Le carnaval de Bahia se structure autour de plusieurs circuits qui parcourent la ville et se divise, pour simplifier, en deux grands types de manifestations. On distinguera les trios elétricos et les blocos afros. Qu’il est loin le temps où Dodô et Osmar inventaient le concept de trio elétrico en jouant sur une voiture équipée de haut-parleurs, désormais ce sont des mastodontes de semi-remorques qui circulent en crachant les décibels. La « puissance de feu » des blocos afros ne s’appuient pas sur une amplification sur-puissante mais repose sur une armada de percussionnistes. Et quel que soit leur nombre, il est difficile de rivaliser avec le vacarme des trios.
En 1986, pendant le carnaval, Gerônimo Santana a assisté au face à face entre un trio et un bloco. La situation était, semble-t-il, fréquente : le trio de toute sa puissance sonore venait empiéter sur le territoire du bloco. Malgré des itinéraires balisés, les deux formations venaient à se rencontrer dans un clash sonore qui fit monter la tension d’un cran… Comme l’écrit Goli Guerreiro dans A Trama dos Tambores, cet incident met à jour les tensions du tissu socio-racial de Salvador. Et pour Gerônimo, « ce qui était en jeu dans ce moment, c’était la lutte pour le respect des manifestations noires. Et ce que nous voulions ne concernait pas seulement le carnaval, non**.
Pour témoigner de cet incident, accompagné du percussionniste Tião et du batteur Ivan Huol, Gerônimo se lance dans une improvisation sur la base d’un morceau qui combine, dans son style caractéristique, reggae et rythmes du candomblé. Dans cette longue improvisation parlée, il recrée un dialogue et incarne ses paroles comme un comédien, imite les voix, prend le rôle du leader du bloco et rejoue la dispute.

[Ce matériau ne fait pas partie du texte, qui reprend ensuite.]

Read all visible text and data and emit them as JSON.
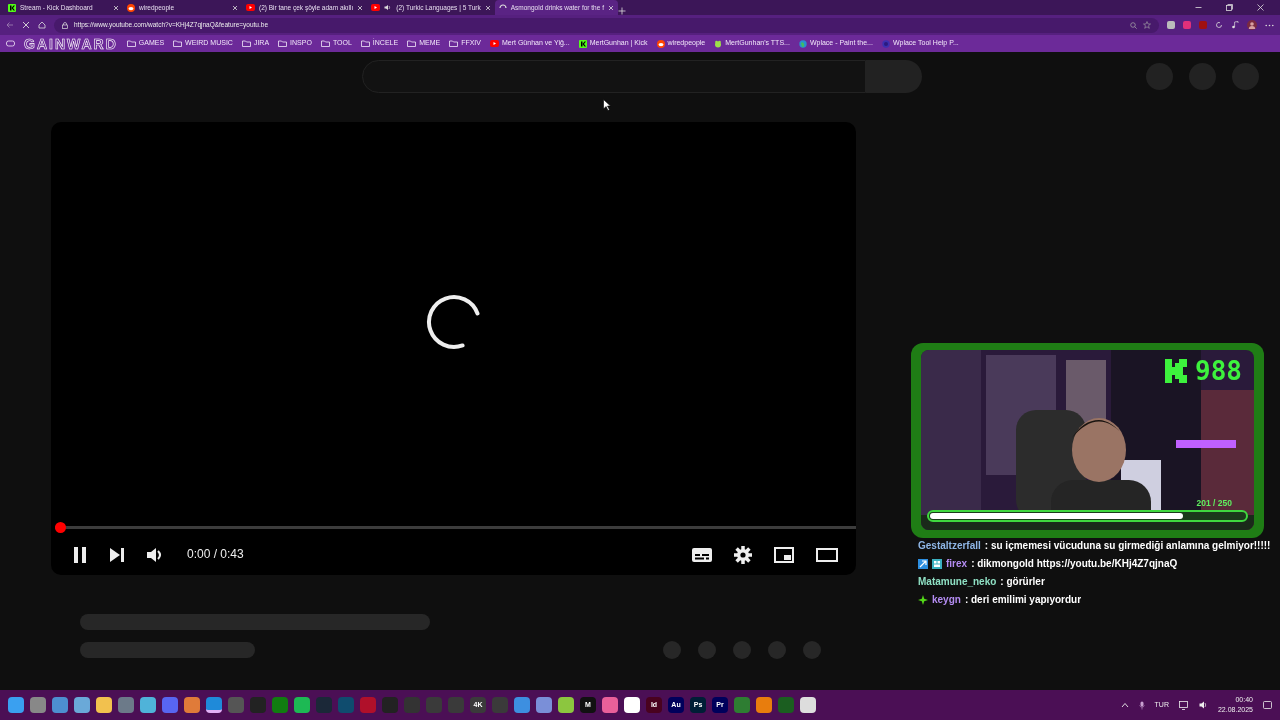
{
  "tabs": [
    {
      "title": "Stream - Kick Dashboard",
      "kind": "kick",
      "audio": false,
      "selected": false
    },
    {
      "title": "wiredpeople",
      "kind": "reddit",
      "audio": false,
      "selected": false
    },
    {
      "title": "(2) Bir tane çek şöyle adam akıllı",
      "kind": "youtube",
      "audio": false,
      "selected": false
    },
    {
      "title": "(2) Turkic Languages | 5 Turk",
      "kind": "youtube",
      "audio": true,
      "selected": false
    },
    {
      "title": "Asmongold drinks water for the f",
      "kind": "loading",
      "audio": false,
      "selected": true
    }
  ],
  "address_bar": {
    "url": "https://www.youtube.com/watch?v=KHj4Z7qjnaQ&feature=youtu.be"
  },
  "overlay_logo": "GAINWARD",
  "bookmarks": [
    {
      "label": "GAMES",
      "kind": "folder"
    },
    {
      "label": "WEIRD MUSIC",
      "kind": "folder"
    },
    {
      "label": "JIRA",
      "kind": "folder"
    },
    {
      "label": "INSPO",
      "kind": "folder"
    },
    {
      "label": "TOOL",
      "kind": "folder"
    },
    {
      "label": "İNCELE",
      "kind": "folder"
    },
    {
      "label": "MEME",
      "kind": "folder"
    },
    {
      "label": "FFXIV",
      "kind": "folder"
    },
    {
      "label": "Mert Günhan ve Yiğ...",
      "kind": "youtube"
    },
    {
      "label": "MertGunhan | Kick",
      "kind": "kick"
    },
    {
      "label": "wiredpeople",
      "kind": "reddit"
    },
    {
      "label": "MertGunhan's TTS...",
      "kind": "tts"
    },
    {
      "label": "Wplace - Paint the...",
      "kind": "globe"
    },
    {
      "label": "Wplace Tool Help P...",
      "kind": "discord"
    }
  ],
  "player": {
    "level": 0,
    "playing": true,
    "time": "0:00 / 0:43"
  },
  "stream_overlay": {
    "count": "988",
    "goal": "201  / 250",
    "level": 0.804
  },
  "chat": [
    {
      "user": "Gestaltzerfall",
      "color": "#8fb6e6",
      "kind": "plain",
      "message": ": su içmemesi vücuduna su girmediği anlamına gelmiyor!!!!!"
    },
    {
      "user": "firex",
      "color": "#b48cf2",
      "kind": "boost",
      "message": ": dikmongold https://youtu.be/KHj4Z7qjnaQ"
    },
    {
      "user": "Matamune_neko",
      "color": "#8fe0c4",
      "kind": "plain",
      "message": ": görürler"
    },
    {
      "user": "keygn",
      "color": "#b48cf2",
      "kind": "star",
      "message": ": deri emilimi yapıyordur"
    }
  ],
  "taskbar": {
    "icons": [
      {
        "color": "#3aa0f0",
        "active": false
      },
      {
        "color": "#888888",
        "active": false
      },
      {
        "color": "#4d8fd0",
        "active": false
      },
      {
        "color": "#6aa9d8",
        "active": false
      },
      {
        "color": "#f2c14e",
        "active": false
      },
      {
        "color": "#6c7a89",
        "active": false
      },
      {
        "color": "#4fb3d9",
        "active": false
      },
      {
        "color": "#5865f2",
        "active": false
      },
      {
        "color": "#e07b39",
        "active": false
      },
      {
        "color": "#1f8ad9",
        "active": true
      },
      {
        "color": "#555555",
        "active": false
      },
      {
        "color": "#222222",
        "active": false
      },
      {
        "color": "#107c10",
        "active": false
      },
      {
        "color": "#1db954",
        "active": false
      },
      {
        "color": "#1b2838",
        "active": false
      },
      {
        "color": "#0f4c6e",
        "active": false
      },
      {
        "color": "#b0102a",
        "active": false
      },
      {
        "color": "#222222",
        "active": false
      },
      {
        "color": "#333333",
        "active": false
      },
      {
        "color": "#3a3a3a",
        "active": false
      },
      {
        "color": "#3a3a3a",
        "active": false
      },
      {
        "color": "#3a3a3a",
        "label": "4K",
        "active": false
      },
      {
        "color": "#3a3a3a",
        "active": false
      },
      {
        "color": "#3d8fe0",
        "active": false
      },
      {
        "color": "#7a8fd8",
        "active": false
      },
      {
        "color": "#8cc63f",
        "active": false
      },
      {
        "color": "#111111",
        "label": "M",
        "active": false
      },
      {
        "color": "#e8609a",
        "active": false
      },
      {
        "color": "#ffffff",
        "active": false
      },
      {
        "color": "#49021f",
        "label": "Id",
        "active": false
      },
      {
        "color": "#00005b",
        "label": "Au",
        "active": false
      },
      {
        "color": "#001e36",
        "label": "Ps",
        "active": false
      },
      {
        "color": "#00005b",
        "label": "Pr",
        "active": false
      },
      {
        "color": "#2e7d32",
        "active": false
      },
      {
        "color": "#e87d0d",
        "active": false
      },
      {
        "color": "#1b5e20",
        "active": false
      },
      {
        "color": "#dddddd",
        "active": false
      }
    ],
    "language": "TUR",
    "time": "00:40",
    "date": "22.08.2025"
  }
}
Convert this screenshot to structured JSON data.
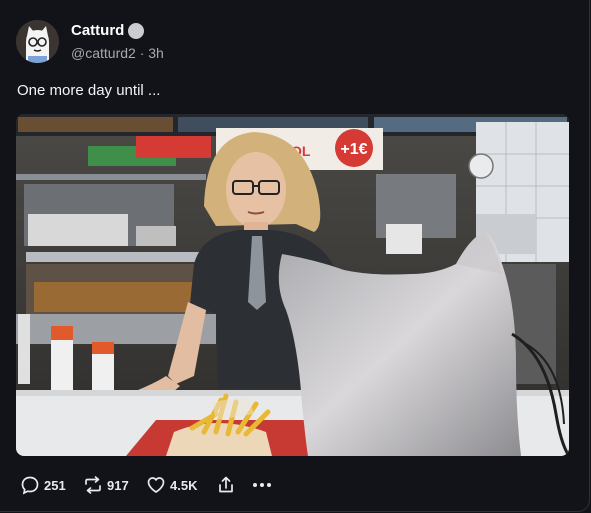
{
  "post": {
    "author": {
      "display_name": "Catturd",
      "handle": "@catturd2",
      "time_ago": "3h",
      "verified_icon": "verified-badge-icon",
      "avatar_icon": "cartoon-cat-avatar-icon"
    },
    "text": "One more day until ...",
    "media": {
      "sign_price": "+1€",
      "sign_text": "SOL",
      "icon": "photo-fast-food-counter-with-cat-ears"
    },
    "actions": {
      "reply_count": "251",
      "repost_count": "917",
      "like_count": "4.5K",
      "reply_icon": "reply-icon",
      "repost_icon": "repost-icon",
      "like_icon": "heart-icon",
      "share_icon": "share-icon",
      "more_icon": "more-dots-icon"
    }
  },
  "colors": {
    "background": "#121318",
    "text_primary": "#ffffff",
    "text_secondary": "#a4a9b1",
    "sign_red": "#d63a34"
  }
}
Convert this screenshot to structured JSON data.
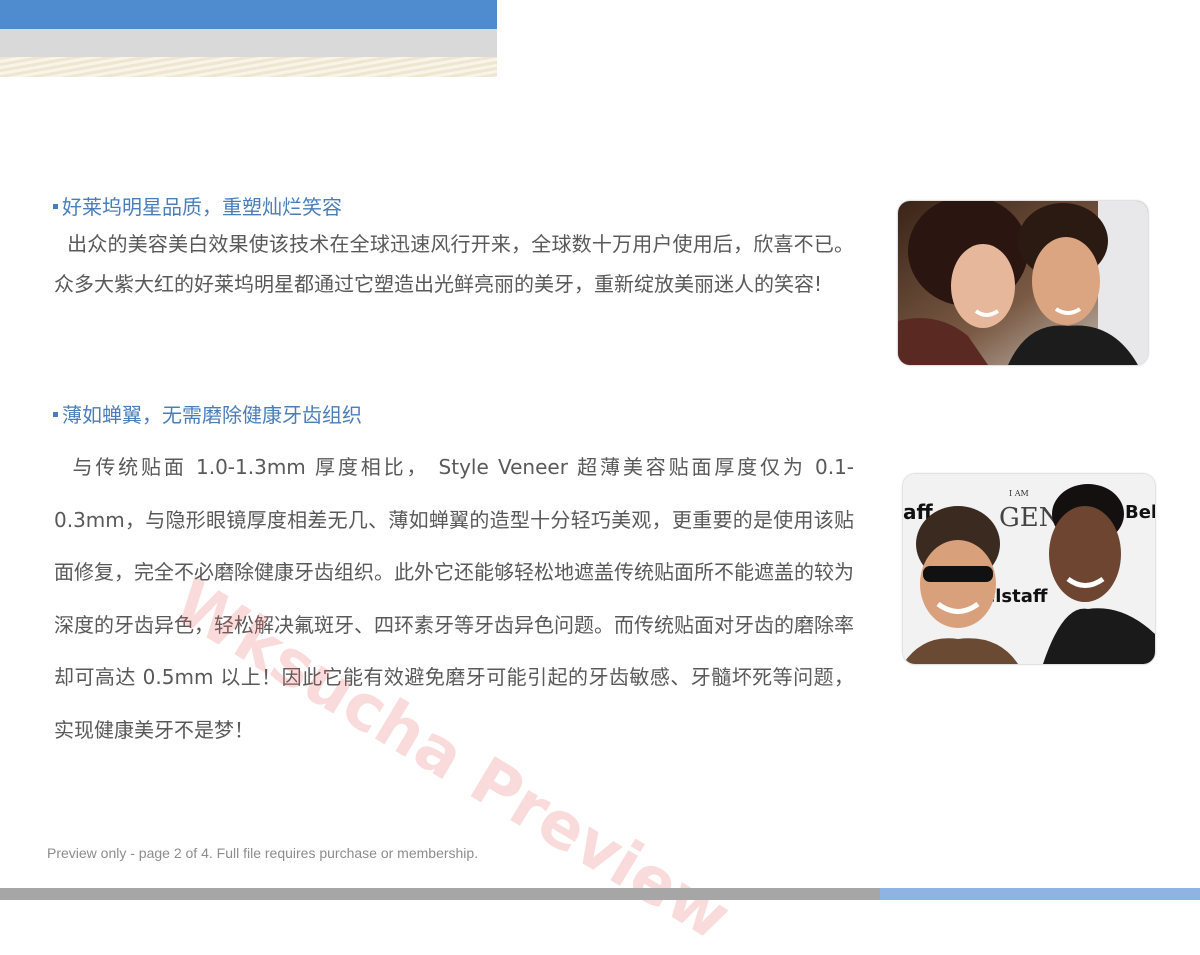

Baby Santiago, le directeur artistique de Radio Itaparica qui assiste à cette performance, l’enregistre sur cassette. Et il diffuse bien sûr ce morceau de sept minutes sur ses ondes, puis le passe et le repasse tant le public en redemande et les autres radios jalouses de ne pas en avoir un enregistrement.
C’est l’année suivante, en 1987, que Gerônimo se décide à enregistrer le morceau. Il s’appelle en réalité « Macuxi Muita Onda » mais tout le monde l’appelle « Eu Sou Negão ». Le titre paraît sur un Maxi 45Tours où figure deux autres morceaux relégués dans l’ombre, « Jubiaba » et « Vida que Passamos ».
« Eu Sou Negão » devient un énorme tube de Bahia dont Caetano s’inspire d’ailleurs pour écrire « Eu Sou Neguinha ». Comme l’indique son suffixe augmentatif, un Negão serait un Noir superlatif en quelque sorte. Le terme désigne une personne instruite des racines et cultures africaines et fière de ses origines. Et Gerônimo qui était comme chez lui dans les quartiers populaires de Salvador où résident une majorité de Noirs et de Métis, qui connaissait bien le candomblé et les musiques des Caraïbes était un vrai Negão lui-même bien qu’il soit métis. D’ailleurs, si « Eu Sou Negão » est un manifeste afro, à Salvador, même les Blancs s’y identifient, pour peu qu’ils partagent les mêmes aspirations de reconnaissance des cultures et manifestations noires à Bahia.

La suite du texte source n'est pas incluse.